British Academy: "Society Counts"

British Academy published today report Society Counts: Quantitative Skills in the Social Sciences and Humanities (link to full text). A quote:

Statistical literacy for UK graduates

20. The British Academy has frequently emphasised the need for well-rounded graduates, equipped with core skills, if the UK is to retain its status in research and higher education.
21. These core skills start with quantitative methods. The skills standardly deployed, for example, in the natural sciences and engineering are no longer synonymous with or restricted to particular subjects; these skills are now relevant and necessary well beyond traditional science, technology, engineering and mathematics (STEM ) subjects. The changes required to develop these skills in graduates is relevant across the university curriculum. We must therefore seek to apply some of the methods and thinking

that are being used to bring about curriculum change through the STEM initiative.

(Link to full text of the Report)

School maths is failing children – a US and Australian perspective

A post by Jon Borwein and David H. Bailey in The Conversation. A quote:

Pedagogy and mathematics

It is undeniably important that mathematics teachers have mastered the topics they need to teach. The new Australian national curriculum is misguidedly increasing the amount of “statistics” of the school mathematics curriculum from less that 10% to as much as 40%. Many teachers are far from ready for the change.

But more often than not, the problem is not the mathematical expertise of the teachers. Pedagogical narrowness is a greater problem.
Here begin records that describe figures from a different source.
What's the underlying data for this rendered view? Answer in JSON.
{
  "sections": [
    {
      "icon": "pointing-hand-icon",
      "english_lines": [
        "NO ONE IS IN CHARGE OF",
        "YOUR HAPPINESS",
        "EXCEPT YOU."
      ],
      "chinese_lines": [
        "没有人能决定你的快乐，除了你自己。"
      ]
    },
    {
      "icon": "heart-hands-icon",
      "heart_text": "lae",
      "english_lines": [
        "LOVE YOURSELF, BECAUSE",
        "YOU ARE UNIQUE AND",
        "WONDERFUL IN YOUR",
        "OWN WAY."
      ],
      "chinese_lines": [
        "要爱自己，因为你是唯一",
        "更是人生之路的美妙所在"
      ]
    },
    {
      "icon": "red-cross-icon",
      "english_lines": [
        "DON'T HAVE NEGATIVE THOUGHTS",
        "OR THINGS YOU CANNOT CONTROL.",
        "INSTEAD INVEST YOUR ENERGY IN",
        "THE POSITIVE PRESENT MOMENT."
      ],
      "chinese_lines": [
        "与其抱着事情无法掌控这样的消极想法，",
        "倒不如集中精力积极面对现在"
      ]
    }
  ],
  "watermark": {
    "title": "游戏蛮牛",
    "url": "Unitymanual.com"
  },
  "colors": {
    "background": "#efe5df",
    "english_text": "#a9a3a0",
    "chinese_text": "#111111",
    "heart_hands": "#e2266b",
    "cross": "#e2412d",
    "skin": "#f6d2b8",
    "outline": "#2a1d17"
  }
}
Telling that there is a correct idea in a wrong solution to a problem on fractions requires unpacking of elementary concepts in a way that even an expert mathematician is not usually trained to do.

One of us – Jon – learned this only too well when he first taught future elementary school teachers their final university mathematics course.

Australian teachers at an elite private school could not understand one of Jon’s daughter’s Canadian long-division method nor her solution techniques for many advanced school topics. She got mediocre marks during the year because of this.

Distribution of abilities

From the Abstract of the paper The best and the rest: revisiting the norm of normality of individual performance, Ernest O’Boyle Jr. and Herman Aguinis:

We revisit a long-held assumption in human resource management, organizational behavior, and industrial and organizational psychology that individual performance follows a Gaussian (normal) distribution. We conducted 5 studies involving 198 samples including 633,263 researchers,
entertainers, politicians, and amateur and professional athletes. Results are remarkably consistent across industries, types of jobs, types of performance measures, and time frames and indicate that individual performance is not normally distributed—instead, it follows a Paretian (power law) distribution. Assuming normality of individual
performance can lead to misspecified theories and misleading practices. Thus, our results have implications for all theories and applications that directly or indirectly address the performance of individual workers including performance measurement and management, utility
analysis in preemployment testing and training and development, personnel selection, leadership, and the prediction of performance, among others.

 

I am all in marking exams just now and am not able to look into the paper carefully.

Some thoughts though.

The general thesis of non-normality is fine but it is like claiming that the Earth orbits the Sun.

Calibrated measures, such as IQ and many psychological tests, almost by definition are normal in populations (in fact, in the population for which they are developed). There are underlying assumptions, of course, but the point is that they are taylored to be such. Also, exam performance may be calibrated to look like normal by appropriate choice of the set of questions and allocation of marks.

Looking at Study 1, for example, it is ridiculous to talk about normal distribution. Firstly, before looking at the data we know that they are non-negative and generally with small values. The methodology of selecting “leading” journals” makes the numbers even smaller. Before critisising I should think more but a selective procedure invalidates basic assumptions about validity of normal approximation.

The histograms shown towards the end of Study 1 clearly show this. These histograms should have been put at the beginning of the study. The mean and the standard deviation are almost meaningless for this kind of data (counts, maximum at low values). If anything, the histograms suggest starting with exponential or Gamma, and discard the normal outright. Pareto is fine, as well.

Also, using \(\chi^2\) to evaluate the quality of the fit is primitive.

By the way, the fact that Pareto is better than normal does not show that it is any good. Any of the distributions mentioned above will be better than normal.

As it happens, I recently a second year Assignment for Practical Statistics, where students do this kind of thing (fitting exponential distributions, evaluating the fit). They would not have got good marks for using \(\chi^2\) test. QQ-plots and Kolmogorov Smirnov type tests are much better.

Students certainly do not get good marks if they simply fit a distribution and do not evaluate the quality of the fit.